= Jamienne S. Studley =

First female president of Skidmore College

Jamienne S. Studley was the president and CEO of the WASC Senior College and University Commission (WSCUC), a regional accrediting agency serving a diverse membership of public and private higher education institutions throughout California, Hawaii, and the Pacific, as well as a limited number of institutions outside the U.S.

Studley served under President Barack Obama as the deputy under secretary for the U.S. Department of Education from September 2013 to January 2016. She was the first female president of Skidmore College in Saratoga Springs, New York.

==Career==

Throughout her career in higher education leadership and policy, public service, civil rights advocacy, and nonprofit management, Studley has worked to advance equity, opportunity, public engagement, and transparency.

In 2017, Studley was named the new president and CEO of the WASC Senior College and University Commission (WSCUC), a role she has held since January 2018. WSCUC Chair Dr. Reed Dasenbrock made the announcement following unanimous decision by the Commission.

Previously, Ms. Studley was deputy under secretary of the U.S. Department of Education during the Obama administration from 2013 to 2016. She also acted during vacancies in the positions of under secretary and assistant secretary for postsecondary education. Ms. Studley served on and chaired the National Advisory Committee on Institutional Quality and Integrity (NACIQI) from 2008 to 2013. Earlier Ms. Studley was the department's deputy and then acting general counsel from 1993 to 1999.

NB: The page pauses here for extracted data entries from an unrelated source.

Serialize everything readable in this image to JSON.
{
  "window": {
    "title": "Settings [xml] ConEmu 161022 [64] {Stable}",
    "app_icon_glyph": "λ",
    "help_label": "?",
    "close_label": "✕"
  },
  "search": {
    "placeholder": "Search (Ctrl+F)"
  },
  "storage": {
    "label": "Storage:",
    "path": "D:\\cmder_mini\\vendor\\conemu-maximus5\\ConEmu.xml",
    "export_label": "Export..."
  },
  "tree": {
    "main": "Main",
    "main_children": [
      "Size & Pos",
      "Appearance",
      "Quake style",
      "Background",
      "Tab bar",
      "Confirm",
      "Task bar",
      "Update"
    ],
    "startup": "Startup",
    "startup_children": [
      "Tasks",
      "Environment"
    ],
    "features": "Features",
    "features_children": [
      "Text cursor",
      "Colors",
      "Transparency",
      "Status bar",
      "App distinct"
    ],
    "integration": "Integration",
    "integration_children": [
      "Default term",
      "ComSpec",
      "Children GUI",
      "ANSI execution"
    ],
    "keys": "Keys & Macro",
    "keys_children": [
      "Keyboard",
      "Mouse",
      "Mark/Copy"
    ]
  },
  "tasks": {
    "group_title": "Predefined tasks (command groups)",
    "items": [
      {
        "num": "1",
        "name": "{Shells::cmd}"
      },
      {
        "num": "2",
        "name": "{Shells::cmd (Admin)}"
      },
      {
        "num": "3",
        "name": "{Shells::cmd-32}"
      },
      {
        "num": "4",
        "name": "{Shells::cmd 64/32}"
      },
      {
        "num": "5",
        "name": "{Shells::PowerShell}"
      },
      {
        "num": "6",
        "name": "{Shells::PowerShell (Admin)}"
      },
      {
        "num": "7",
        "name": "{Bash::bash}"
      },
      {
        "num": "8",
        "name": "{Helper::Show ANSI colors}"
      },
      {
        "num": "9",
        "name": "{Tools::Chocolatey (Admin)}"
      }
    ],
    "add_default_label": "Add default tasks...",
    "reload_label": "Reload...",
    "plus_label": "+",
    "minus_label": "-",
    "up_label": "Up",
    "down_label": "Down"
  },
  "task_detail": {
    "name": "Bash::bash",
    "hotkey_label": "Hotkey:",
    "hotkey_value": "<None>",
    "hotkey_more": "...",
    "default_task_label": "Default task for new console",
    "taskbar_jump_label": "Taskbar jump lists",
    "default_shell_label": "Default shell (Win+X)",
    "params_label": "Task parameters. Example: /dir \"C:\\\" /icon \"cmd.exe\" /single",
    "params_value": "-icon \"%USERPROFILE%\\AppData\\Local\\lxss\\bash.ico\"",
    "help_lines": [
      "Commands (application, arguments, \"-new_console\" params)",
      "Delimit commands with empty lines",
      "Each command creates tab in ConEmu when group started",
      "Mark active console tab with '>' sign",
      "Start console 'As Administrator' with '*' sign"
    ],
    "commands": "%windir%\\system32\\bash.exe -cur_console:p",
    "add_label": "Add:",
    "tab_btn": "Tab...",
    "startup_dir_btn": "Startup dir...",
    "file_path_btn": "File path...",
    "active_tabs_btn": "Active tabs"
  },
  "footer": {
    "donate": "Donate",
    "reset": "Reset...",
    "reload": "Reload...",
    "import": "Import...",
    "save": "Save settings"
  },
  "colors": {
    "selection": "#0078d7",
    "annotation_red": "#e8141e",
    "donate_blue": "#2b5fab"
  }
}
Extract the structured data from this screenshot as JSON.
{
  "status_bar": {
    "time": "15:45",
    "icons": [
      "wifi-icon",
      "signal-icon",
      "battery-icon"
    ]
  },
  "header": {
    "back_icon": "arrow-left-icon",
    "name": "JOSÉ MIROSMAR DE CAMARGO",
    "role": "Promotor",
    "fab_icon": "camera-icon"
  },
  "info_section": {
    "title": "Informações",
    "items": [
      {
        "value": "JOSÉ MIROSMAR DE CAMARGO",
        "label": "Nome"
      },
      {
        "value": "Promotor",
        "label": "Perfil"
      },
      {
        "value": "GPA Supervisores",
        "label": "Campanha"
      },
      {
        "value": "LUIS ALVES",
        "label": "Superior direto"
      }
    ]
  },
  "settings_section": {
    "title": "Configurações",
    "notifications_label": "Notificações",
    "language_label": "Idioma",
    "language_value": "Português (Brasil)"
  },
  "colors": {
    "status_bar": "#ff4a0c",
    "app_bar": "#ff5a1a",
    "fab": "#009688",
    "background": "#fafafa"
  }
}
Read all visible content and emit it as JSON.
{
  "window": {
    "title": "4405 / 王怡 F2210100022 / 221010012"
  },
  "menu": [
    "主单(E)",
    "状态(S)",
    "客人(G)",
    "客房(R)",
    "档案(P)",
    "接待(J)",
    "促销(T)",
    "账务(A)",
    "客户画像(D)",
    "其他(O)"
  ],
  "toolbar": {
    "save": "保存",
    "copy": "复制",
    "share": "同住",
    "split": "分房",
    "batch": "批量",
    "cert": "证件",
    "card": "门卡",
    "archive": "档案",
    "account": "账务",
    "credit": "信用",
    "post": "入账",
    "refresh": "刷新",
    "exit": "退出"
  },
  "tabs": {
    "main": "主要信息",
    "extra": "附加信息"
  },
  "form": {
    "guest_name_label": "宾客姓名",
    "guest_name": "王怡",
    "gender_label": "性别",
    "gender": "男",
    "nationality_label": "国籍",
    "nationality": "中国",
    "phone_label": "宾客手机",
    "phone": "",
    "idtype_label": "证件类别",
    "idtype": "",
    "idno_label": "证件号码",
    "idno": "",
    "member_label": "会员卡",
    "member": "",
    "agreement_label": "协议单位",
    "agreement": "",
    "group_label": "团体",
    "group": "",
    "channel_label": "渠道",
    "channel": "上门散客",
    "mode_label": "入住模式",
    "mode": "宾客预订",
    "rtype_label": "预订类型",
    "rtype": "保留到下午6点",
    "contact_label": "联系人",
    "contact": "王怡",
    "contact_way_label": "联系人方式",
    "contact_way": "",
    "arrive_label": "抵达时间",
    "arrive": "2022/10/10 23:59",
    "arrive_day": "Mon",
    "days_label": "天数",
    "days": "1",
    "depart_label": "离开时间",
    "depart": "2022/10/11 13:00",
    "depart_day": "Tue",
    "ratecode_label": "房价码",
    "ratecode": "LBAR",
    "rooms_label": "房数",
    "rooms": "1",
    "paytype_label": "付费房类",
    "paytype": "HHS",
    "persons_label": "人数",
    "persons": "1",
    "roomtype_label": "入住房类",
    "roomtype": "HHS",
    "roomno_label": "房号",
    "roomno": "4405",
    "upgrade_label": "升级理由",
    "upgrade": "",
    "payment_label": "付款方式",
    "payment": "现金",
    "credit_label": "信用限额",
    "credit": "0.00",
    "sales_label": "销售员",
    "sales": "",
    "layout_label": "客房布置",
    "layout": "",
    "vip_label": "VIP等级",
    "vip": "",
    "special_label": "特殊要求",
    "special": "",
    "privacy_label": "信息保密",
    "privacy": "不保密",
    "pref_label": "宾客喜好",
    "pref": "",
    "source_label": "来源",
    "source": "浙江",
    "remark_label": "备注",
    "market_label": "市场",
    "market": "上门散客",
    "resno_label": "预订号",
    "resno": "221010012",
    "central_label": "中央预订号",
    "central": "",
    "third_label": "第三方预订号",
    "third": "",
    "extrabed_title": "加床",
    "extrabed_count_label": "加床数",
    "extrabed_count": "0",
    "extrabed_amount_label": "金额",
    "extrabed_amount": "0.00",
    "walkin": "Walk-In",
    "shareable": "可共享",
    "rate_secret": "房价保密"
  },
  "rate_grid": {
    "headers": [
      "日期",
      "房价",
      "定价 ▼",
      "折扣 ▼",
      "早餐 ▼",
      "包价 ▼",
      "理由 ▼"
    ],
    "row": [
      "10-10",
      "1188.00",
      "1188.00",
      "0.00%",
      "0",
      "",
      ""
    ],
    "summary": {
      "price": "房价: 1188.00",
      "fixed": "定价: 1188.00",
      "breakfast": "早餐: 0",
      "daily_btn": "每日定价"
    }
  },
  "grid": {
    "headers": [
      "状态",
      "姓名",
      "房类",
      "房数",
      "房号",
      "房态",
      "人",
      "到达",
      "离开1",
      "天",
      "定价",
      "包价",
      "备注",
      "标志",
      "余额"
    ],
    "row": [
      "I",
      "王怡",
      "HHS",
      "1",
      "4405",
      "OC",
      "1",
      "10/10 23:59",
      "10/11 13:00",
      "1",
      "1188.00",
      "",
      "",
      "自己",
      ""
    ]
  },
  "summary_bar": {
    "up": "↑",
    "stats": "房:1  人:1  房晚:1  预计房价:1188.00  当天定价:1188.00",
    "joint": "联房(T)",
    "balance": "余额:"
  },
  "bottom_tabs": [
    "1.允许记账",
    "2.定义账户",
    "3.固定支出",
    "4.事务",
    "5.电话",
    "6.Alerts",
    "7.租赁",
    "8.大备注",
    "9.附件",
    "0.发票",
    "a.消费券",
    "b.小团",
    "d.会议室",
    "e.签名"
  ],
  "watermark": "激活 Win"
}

Studley has served in a number of higher education roles, notably as the first female president of Skidmore College and Associate Dean & Lecturer in Law at Yale Law School. She has also been professor of practice (public policy), Mills College; adjunct faculty, UC Berkeley and Stanford Law Schools; board member, Association of American Colleges & Universities; and Visiting Committee, Harvard Law School.

Studley has also served as National Policy Advisor for Beyond 12 and an independent consultant on institutional effectiveness, accreditation, and leadership.

==Nonprofit leadership==

Studley's nonprofit leadership experience includes CEO and now President Emerita of Public Advocates Inc. and executive director of the National Association for Law Placement.

She serves on the boards of KQED and the Foundation for Student Success. Her past civic and volunteer activities have included chair of the San Francisco Ethics Commission and Connecticut Women's Education and Legal Fund; co-chair, California Civil Rights Coalition; co-founder, Washington Area Women's Foundation and Collectors of Wood Art, and board member, SF Education Fund, Mills College, American Craft Council, and Museum of Craft and Design (SF).

==Personal life==

Studley is a graduate of Barnard College (magna cum laude and Phi Beta Kappa) and Harvard Law School.

She and her husband live in the San Francisco Bay Area in California.